Los medios de información llevan la cuenta del número de muertes que la
represión ha originado durante los tres meses de protestas continuas en
Venezuela. La cifra a inicios de julio llegaba a 90 y nada indica que
esta que no siga creciendo ya que la dictadura no ha dado muestra alguna
de disminuir el salvajismo de las fuerzas represivas, el asalto al
Congreso, que dejó trece heridos, es evidente prueba de esto.
Sin embargo, hay otro incontable número de muertes en Venezuela de la
que no se ha hecho eco la prensa, estas son las que se están produciendo
continuamente por la falta de medicinas, reactivos de laboratorio,
rotura de equipos de diagnóstico que no se arreglan, hasta placas de
rayos X, etc., como una fatal consecuencia de la estulticia, la
corrupción y la total ineficacia de la dictadura venezolana.
La National Geographic de este mes de julio aborda esta realidad en un
artículo de Meredith Kohut [págs. 74-79] que se puede leer ampliado en
el site de esa publicación.
Pasando por alto el regodeo, habitual de esa publicación, en los
elementos exóticos, y dejando a un lado las notables fotos, también
habituales, en el artículo aparecen decenas de enfermos que buscan
remedio a sus dolencias, que incluyen cáncer, diabetes y otras
enfermedades fatales, en prácticas de brujerías que se presentan como
única opción a su alcance y donde vemos a esos destinados a morir
enfrascados en el culto a María Lionza y rodeados de símbolos trazados
en el piso que nos recuerdan los dibujos sacros de los abakuas cubanos,
rogando por su salvación.
La articulista, en la versión digital, deja bien claro quién es el
culpable del deterioro de la salud en Venezuela y al mencionar el caso
de uno de esos enfermos buscando ayuda en el más allá, nos dice:
"Díaz, de 28 años, es uno de los miles de venezolanos que ahora acuden a
los curanderos espirituales debido a que su sistema de salud está en
crisis, parte del colapso económico más amplio que ha causado la escasez
generalizada de medicamentos que han paralizado los hospitales públicos
tras la derrochadora revolución socialista del fallecido presidente Hugo
Chávez."[1]
Y a continuación señala:
"Venezuela produce cantidades insignificantes de medicamentos, y la
escasez crónica se puede atribuir principalmente a las políticas que el
gobierno puso en marcha para controlar los intercambios internacionales
de divisas. Para comprar medicamentos del extranjero, las farmacias y
los individuos deben ser aprobados por el Gobierno, y sólo rara vez se
les da permiso."[2]
Más adelanta la articulista cita las cifras que aporta la Federación
Venezolana de Farmacéuticos, ya que el gobierno no publica ninguna
estadística, y esta institución indica que de 92 hospitales del estado
el 78 % carece de medicamentos y el 89 % no pude hacer rayos-X, y en el
97 % los laboratorios no funcionan a plena capacidad.

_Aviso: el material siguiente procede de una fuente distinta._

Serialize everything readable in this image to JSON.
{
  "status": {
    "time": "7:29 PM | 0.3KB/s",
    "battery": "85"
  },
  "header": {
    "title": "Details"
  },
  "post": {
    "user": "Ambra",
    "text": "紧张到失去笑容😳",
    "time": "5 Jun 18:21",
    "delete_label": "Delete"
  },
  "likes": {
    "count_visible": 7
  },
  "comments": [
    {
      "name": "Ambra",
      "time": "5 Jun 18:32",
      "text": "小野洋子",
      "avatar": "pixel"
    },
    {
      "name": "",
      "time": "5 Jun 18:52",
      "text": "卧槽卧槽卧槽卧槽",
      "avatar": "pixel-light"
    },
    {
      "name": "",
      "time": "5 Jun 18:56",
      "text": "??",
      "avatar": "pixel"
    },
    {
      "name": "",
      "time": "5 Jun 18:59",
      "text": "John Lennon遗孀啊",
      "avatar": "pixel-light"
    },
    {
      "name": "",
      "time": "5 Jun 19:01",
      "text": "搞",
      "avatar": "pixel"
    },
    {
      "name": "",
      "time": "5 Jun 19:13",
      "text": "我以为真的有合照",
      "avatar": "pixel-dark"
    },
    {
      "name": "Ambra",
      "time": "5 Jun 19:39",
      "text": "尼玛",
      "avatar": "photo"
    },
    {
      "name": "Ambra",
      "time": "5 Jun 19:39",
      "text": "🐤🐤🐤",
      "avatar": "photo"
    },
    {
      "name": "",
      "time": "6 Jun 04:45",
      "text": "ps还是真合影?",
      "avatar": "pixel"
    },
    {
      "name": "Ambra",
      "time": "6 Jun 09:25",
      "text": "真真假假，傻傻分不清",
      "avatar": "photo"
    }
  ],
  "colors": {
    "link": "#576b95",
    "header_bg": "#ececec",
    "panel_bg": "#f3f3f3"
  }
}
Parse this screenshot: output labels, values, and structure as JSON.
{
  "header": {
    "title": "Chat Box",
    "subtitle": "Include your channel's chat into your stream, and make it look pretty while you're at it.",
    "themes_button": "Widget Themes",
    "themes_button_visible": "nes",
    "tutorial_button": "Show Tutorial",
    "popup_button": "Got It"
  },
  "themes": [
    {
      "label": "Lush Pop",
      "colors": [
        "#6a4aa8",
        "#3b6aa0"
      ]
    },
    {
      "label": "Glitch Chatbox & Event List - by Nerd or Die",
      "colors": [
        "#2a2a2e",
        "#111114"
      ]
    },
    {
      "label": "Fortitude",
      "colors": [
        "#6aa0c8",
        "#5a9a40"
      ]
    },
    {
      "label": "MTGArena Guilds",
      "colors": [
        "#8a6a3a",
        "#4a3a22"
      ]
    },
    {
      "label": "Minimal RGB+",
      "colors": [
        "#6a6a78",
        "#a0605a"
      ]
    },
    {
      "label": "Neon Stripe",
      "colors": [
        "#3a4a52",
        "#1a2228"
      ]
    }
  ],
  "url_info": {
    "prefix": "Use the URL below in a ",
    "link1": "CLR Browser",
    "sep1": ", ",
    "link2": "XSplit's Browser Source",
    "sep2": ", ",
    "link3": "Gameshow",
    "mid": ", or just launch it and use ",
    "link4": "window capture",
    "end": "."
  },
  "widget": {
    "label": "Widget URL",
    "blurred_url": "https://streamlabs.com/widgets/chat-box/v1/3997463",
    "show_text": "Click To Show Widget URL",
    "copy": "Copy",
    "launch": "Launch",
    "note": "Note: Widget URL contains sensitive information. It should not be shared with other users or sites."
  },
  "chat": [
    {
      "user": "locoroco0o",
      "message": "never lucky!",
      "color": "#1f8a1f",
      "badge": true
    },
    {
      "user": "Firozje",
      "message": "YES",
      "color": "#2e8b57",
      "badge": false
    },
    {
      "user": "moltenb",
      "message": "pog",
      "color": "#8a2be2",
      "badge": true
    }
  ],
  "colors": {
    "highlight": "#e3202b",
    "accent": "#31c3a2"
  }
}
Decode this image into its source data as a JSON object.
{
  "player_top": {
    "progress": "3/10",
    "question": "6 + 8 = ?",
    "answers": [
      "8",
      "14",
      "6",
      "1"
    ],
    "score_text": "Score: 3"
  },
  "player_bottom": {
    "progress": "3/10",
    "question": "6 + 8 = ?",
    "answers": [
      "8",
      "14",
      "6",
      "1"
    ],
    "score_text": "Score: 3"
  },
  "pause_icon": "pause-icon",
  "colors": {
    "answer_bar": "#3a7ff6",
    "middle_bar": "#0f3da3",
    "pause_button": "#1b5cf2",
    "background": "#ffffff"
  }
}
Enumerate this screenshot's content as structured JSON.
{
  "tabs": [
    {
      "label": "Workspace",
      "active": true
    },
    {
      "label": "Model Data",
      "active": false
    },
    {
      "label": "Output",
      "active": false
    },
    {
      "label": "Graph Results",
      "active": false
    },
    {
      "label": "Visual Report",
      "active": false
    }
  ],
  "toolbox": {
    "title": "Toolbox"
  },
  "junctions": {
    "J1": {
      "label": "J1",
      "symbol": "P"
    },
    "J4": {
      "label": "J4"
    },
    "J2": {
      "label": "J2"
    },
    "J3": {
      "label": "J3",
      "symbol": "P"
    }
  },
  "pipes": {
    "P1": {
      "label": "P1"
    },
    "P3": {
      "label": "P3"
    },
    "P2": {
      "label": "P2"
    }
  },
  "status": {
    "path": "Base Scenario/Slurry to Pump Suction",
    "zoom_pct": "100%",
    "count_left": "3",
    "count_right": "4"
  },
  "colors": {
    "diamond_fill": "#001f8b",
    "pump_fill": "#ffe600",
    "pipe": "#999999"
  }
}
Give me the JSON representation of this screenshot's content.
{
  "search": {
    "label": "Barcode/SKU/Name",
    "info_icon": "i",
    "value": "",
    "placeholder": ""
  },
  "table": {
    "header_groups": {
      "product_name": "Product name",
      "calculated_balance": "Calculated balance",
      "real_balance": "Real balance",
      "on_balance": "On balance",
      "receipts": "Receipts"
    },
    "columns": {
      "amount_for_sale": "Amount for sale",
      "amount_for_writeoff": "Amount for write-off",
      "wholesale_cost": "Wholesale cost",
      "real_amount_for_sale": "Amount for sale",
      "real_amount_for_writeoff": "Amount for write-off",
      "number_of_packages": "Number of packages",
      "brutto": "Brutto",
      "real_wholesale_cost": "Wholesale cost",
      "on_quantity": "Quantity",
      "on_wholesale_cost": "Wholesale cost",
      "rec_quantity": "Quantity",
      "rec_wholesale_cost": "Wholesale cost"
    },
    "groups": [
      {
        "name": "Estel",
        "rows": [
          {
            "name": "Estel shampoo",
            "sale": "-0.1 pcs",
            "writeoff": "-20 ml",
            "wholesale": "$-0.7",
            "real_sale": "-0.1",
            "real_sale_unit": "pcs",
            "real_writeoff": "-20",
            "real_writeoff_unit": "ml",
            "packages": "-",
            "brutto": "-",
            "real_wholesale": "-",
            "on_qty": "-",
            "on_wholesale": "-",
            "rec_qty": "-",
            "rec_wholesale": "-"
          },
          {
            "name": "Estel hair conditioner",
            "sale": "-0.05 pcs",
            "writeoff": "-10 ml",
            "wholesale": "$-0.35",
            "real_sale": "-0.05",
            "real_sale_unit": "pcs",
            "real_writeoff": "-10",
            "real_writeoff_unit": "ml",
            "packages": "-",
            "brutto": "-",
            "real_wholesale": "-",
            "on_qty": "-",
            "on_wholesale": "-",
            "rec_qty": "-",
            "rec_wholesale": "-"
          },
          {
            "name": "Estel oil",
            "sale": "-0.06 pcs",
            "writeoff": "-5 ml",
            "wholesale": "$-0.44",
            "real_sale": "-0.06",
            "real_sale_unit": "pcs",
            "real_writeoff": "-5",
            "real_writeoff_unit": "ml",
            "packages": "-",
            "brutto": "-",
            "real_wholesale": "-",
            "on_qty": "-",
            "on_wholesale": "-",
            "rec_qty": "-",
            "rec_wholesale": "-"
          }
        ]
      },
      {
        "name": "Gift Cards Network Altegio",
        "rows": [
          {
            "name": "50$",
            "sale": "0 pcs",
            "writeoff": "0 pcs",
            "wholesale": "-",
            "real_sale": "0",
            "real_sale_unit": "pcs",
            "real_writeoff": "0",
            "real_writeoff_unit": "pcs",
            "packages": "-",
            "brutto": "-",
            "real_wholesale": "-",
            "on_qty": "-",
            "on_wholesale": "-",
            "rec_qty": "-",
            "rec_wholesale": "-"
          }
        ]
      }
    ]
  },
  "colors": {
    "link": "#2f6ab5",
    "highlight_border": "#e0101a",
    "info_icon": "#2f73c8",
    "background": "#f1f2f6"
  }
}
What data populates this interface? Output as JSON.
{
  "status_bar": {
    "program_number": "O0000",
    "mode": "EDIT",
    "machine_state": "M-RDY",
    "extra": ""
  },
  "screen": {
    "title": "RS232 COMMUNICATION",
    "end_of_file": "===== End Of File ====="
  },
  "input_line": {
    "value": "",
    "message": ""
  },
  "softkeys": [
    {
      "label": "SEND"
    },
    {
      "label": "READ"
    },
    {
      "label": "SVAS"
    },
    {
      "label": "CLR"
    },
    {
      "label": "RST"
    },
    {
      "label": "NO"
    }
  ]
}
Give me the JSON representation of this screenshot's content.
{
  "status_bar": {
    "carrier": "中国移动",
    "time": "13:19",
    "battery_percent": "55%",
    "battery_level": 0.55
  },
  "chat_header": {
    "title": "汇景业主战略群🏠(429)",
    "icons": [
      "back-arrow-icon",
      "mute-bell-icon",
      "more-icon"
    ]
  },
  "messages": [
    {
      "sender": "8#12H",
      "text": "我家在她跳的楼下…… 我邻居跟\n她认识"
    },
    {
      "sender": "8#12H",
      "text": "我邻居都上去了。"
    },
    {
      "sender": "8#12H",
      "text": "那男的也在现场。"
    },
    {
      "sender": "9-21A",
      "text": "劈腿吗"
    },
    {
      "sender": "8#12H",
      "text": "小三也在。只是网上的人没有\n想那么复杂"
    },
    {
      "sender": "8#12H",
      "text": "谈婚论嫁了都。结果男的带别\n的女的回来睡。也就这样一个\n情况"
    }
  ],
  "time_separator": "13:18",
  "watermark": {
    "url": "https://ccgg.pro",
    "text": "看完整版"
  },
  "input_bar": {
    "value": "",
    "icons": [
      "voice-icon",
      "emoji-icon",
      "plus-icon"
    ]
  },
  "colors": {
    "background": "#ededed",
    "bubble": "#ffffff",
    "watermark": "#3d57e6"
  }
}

Kohut recoge terribles anécdotas de esos destinados a morir, tanto en la
versión impresa como en la digital, como la de la mencionado Yasmary
Díaz que en noviembre de 2016 enterró a su abuela de un cáncer no
tratado y ahora ella presenta un cáncer de seno y en el hospital la han
rechazado durante todo un año ya que el equipo para realizarle una
mamografía se encuentra roto, y además no hay medicinas, ni los
productos químicos para su tratamiento.
¿A dónde han ido a parar los recursos financieros de esta otrora rica
nación petrolera? A los bolsillos de los que desgobiernan el país, a la
compra de instrumentos de represión del pueblo, al chantaje de gobiernos
que se niegan apoyar las justas sanciones que merecen, a mantener
regímenes como el de Cuba que es cómplice y actor de estas muertes de
las que nadie lleva la cuenta.

[1] Díaz, 28, is one of thousands of Venezuelans now flocking to
spiritual healers because their health care system is in crisis—part of
the broader economic collapse that has caused widespread medicine
shortages that have crippled the public hospitals in the wake of the
late president Hugo Chávez's profligate socialist revolution.
[2] Venezuela produces negligible amounts of medicines, and the chronic
shortages can be traced mainly to policies the government put in place
to control international currency exchanges. To buy medicines from
abroad, pharmacies and individuals must be approved by the government,
and only rarely is permission given.